Open awarebayes opened 11 months ago

awarebayes commented 11 months ago

Greetings! I am trying your work on my own indoors colmap dataset.

I am running it with this config: code_single/configs/exps/lotd_neus.colmap_indoor.230829.yaml

The only problem is that I haven't figured out how to use clipping bounding box. My model is accurately scaled so that 1 unit is 1 meter. So

bounding_size: 2.0

Is not really an option in my case.

I can of course downsize my model, I will be trying it in the near future.

When I set bounding_size, and depth_max to be 40, I get this error:

assert gidx_nonempty.numel() > 0, "Occupancy grid becomes empty during training. Your model/algorithm/training settings might be incorrect. Please check configs and tensorboard."

AssertionError: Occupancy grid becomes empty during training. Your model/algorithm/training settings might be incorrect. Please check configs and tensorboard.

It happens on first iteration.

I can send you the colmap model for debug purposes, it's relatively small consisting of 200 images, 1000px each.

It would also be nice to have some explanation for the hyperparameters used, and how they interplay.

I believe it to be crucial you also use some normalized data for your future experiments and hyperparameter selection, so that 1 unit = 1 real world meter

Here is the indoor scene I am trying to reconstruct. image

awarebayes commented 11 months ago

Sorry to bother, I wrote you previous reply about the clip range selection, but for large scale reconstructions, this parameter really needs to be taken into consideration, as well as actual model scale

awarebayes commented 11 months ago

I have downscaled the model, run 25k iterations. My losses look like that (ignore the jump, I launched second training session some time after):

image

https://github.com/PJLab-ADG/neuralsim/assets/42784580/5cd58b20-81e4-4d57-9e95-a62e0f5281d1

I can say it works, but the results are meh, I get this as room mesh, which looks like colmap reconstuction :) image

Can you please suggest me which hyperparams to tune so that the model looks presentable?

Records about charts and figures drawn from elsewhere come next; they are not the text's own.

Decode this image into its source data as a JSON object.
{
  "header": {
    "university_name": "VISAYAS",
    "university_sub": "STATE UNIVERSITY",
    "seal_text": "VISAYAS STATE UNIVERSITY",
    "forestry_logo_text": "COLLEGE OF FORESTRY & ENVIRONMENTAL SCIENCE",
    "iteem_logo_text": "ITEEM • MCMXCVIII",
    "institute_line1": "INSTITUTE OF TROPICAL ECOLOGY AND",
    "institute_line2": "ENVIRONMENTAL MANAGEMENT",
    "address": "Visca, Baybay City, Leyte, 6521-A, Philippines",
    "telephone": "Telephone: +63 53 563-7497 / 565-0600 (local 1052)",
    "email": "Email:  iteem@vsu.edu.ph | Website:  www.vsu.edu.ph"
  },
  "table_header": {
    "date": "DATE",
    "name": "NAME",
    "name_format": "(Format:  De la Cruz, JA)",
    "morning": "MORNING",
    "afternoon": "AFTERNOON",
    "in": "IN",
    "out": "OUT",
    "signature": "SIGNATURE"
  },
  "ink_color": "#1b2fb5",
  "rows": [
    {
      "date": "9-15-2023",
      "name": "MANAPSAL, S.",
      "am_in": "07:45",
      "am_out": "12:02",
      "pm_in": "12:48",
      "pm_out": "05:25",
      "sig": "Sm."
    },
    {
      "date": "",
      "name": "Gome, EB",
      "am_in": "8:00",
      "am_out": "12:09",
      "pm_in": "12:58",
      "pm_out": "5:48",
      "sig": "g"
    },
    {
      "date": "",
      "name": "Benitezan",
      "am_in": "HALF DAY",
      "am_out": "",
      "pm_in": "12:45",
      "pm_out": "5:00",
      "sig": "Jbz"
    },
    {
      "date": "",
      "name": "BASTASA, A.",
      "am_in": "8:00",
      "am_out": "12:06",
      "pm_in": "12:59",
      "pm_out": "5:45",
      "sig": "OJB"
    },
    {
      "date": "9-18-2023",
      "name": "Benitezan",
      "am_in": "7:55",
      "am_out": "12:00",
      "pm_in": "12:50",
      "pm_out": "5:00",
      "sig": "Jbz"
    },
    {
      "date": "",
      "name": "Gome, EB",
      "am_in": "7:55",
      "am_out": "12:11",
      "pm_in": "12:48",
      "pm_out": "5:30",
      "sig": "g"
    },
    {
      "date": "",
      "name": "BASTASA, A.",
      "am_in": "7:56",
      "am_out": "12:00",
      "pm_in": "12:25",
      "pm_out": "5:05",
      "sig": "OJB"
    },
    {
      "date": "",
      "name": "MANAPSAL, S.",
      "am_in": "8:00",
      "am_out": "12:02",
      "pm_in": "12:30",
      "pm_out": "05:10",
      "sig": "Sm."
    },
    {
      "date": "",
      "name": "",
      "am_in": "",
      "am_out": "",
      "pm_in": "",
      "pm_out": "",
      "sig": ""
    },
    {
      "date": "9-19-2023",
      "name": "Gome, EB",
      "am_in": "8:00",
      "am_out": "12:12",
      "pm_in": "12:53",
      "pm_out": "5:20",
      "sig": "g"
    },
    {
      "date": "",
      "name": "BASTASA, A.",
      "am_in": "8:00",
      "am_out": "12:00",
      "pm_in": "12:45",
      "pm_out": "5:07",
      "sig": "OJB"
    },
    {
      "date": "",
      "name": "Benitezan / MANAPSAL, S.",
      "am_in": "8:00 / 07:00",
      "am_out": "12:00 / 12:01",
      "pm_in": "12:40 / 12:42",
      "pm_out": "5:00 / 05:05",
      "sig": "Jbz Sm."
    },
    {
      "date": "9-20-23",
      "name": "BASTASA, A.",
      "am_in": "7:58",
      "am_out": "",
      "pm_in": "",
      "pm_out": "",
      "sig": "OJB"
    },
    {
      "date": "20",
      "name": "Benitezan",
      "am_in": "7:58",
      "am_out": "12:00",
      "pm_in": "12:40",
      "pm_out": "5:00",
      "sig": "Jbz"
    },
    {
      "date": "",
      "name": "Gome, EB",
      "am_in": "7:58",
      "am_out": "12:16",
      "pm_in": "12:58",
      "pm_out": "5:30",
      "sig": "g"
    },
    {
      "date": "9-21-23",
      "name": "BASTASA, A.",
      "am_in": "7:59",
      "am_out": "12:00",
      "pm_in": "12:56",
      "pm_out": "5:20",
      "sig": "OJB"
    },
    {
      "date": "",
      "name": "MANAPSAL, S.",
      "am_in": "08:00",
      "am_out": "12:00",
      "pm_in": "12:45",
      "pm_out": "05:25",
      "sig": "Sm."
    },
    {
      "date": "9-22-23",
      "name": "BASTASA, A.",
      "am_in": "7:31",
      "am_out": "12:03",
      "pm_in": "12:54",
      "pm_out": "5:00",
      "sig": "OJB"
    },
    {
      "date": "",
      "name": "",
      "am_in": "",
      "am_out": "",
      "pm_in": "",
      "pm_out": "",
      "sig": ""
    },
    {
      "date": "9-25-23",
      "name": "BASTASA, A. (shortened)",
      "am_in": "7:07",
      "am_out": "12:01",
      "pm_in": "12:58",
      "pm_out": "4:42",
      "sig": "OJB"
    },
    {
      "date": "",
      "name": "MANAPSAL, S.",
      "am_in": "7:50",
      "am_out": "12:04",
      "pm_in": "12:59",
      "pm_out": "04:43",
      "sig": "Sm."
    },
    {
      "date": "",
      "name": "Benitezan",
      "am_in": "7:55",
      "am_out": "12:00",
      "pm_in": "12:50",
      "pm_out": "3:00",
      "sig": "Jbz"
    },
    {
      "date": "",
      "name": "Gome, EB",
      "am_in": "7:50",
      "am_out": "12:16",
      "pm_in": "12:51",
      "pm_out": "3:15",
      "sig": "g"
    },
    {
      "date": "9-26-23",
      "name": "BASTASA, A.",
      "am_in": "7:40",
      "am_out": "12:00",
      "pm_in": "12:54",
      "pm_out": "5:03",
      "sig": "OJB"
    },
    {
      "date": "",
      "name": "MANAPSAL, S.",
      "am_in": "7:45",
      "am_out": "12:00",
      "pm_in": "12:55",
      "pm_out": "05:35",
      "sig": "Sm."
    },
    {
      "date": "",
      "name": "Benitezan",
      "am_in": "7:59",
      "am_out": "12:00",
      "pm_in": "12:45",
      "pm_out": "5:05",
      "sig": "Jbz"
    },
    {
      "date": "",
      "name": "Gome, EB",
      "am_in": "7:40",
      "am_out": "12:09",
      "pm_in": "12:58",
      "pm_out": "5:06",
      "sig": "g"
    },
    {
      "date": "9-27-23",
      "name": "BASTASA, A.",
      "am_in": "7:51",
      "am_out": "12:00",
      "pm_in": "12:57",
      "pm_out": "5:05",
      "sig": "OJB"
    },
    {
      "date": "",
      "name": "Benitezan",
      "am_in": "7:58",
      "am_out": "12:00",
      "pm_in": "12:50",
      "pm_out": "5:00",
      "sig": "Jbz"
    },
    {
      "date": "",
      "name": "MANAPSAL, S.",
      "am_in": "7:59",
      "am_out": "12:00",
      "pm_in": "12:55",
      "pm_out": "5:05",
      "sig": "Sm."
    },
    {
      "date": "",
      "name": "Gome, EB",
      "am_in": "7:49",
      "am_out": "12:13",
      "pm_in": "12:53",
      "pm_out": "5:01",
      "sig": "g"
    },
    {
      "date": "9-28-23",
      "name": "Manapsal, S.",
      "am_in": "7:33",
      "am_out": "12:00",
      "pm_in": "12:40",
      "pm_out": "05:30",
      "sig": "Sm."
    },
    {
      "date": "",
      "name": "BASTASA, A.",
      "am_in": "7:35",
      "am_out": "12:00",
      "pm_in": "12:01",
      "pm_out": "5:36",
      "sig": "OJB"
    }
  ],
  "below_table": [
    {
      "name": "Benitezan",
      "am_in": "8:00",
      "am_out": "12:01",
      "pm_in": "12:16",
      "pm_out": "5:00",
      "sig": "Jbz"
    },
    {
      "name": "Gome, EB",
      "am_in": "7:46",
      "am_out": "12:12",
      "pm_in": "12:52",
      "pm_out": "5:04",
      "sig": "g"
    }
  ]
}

I can send you anything, tensorboard, my colmap folder... Thanks in advance, you are the only repository which accepts colmap inputs

awarebayes commented 11 months ago

I am just using colmap output as is, so it is randomly rotated. Maybe if I rotate it in a specific way (axis aligned), it will better allign with the grid? The existance of grid may imply implicit manhattan assumption. I am talking about the multiscale interpolation grid used in conjunction with MLP

awarebayes commented 11 months ago

I will also debug depth maps generated by the omnidata. Will play with the clearance loss, because the main issue are the bulbous blob looking things protruding everywhere in the room, in the air

kevinchan04 commented 1 month ago

Hi @awarebayes , have you exported a good mesh? I am also facing this issue, and could you share how to finetuen the hyperparameters? Thank you!